KENTUCKY: State Faces $2.3M In Marriage Battle Legal Fees

Attorneys for the good guys have handed Kentucky a demand for $2.3M in legal fees. The Lexington Herald-Leader has more:

Gov. Steve Beshear hired lawyers to defend the state of Kentucky’s ban on gay marriage for two years in the federal courts, arguing that Kentuckians deserved “finality and understanding of what the law is.” Understanding can be expensive. Two months after the U.S. Supreme Court struck down Kentucky’s ban on same-sex marriage, teams of attorneys who successfully represented the same-sex couples have submitted a bill for more than $2 million in legal fees, court costs and related expenses. Under federal civil rights law, the losing party — in this case, the state of Kentucky — gets stuck with the tab.
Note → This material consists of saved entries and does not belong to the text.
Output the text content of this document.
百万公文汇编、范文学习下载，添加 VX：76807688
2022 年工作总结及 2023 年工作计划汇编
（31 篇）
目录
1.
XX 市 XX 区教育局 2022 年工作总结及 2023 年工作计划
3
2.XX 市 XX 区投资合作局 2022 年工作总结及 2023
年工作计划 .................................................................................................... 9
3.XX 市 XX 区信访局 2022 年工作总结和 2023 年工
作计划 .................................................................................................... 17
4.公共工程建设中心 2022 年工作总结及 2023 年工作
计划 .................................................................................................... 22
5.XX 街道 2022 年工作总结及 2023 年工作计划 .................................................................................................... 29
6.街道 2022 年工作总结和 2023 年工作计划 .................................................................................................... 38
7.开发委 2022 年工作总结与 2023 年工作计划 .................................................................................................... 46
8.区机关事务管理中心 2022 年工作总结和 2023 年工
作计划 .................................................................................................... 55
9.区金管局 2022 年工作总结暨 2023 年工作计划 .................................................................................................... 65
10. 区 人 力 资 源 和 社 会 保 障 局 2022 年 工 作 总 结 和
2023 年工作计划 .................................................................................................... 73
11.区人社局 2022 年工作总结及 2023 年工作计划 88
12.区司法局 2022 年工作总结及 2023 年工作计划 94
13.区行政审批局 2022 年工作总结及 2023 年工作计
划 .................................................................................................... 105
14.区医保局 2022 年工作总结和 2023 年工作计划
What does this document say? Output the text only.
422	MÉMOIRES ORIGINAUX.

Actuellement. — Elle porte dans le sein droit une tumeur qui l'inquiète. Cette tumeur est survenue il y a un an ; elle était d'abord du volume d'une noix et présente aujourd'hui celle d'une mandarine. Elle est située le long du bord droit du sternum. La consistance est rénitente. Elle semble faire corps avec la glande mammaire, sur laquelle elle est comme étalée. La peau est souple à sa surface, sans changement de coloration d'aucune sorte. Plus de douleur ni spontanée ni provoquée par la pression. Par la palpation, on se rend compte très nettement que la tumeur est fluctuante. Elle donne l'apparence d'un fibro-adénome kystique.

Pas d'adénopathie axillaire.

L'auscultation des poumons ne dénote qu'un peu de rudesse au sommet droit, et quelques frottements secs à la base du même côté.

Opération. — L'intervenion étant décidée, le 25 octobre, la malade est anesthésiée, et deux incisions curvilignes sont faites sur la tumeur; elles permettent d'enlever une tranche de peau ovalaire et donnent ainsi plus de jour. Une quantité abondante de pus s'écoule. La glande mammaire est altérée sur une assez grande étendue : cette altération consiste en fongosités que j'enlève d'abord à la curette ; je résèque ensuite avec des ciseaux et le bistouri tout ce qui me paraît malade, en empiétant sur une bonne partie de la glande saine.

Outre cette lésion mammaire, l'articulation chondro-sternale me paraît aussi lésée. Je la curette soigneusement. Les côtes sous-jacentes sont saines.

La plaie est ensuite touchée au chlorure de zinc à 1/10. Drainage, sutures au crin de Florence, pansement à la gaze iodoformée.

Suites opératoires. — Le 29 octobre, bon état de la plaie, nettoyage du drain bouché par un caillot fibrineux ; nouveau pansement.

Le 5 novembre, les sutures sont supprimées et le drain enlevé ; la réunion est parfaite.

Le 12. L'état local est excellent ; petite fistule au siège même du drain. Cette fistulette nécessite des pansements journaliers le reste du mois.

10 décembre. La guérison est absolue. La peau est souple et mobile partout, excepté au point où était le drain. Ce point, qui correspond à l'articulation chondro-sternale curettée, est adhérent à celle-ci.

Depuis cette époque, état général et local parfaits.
The private attorneys whom Beshear hired to handle the state’s appeals have a $260,000 contract, of which $231,348 had been paid by July 20, according to state records. Total cost to taxpayers: $2,351,297. In a statement Monday, Beshear said he would challenge the plaintiffs’ legal bill as “unreasonable.” U.S. District Judge Charles R. Simpson III gets the final say. Beshear acknowledged the state must pay “reasonable attorneys’ fees” to the victors.

Courts have sided with the plaintiffs’ attorneys in similar demands in other states.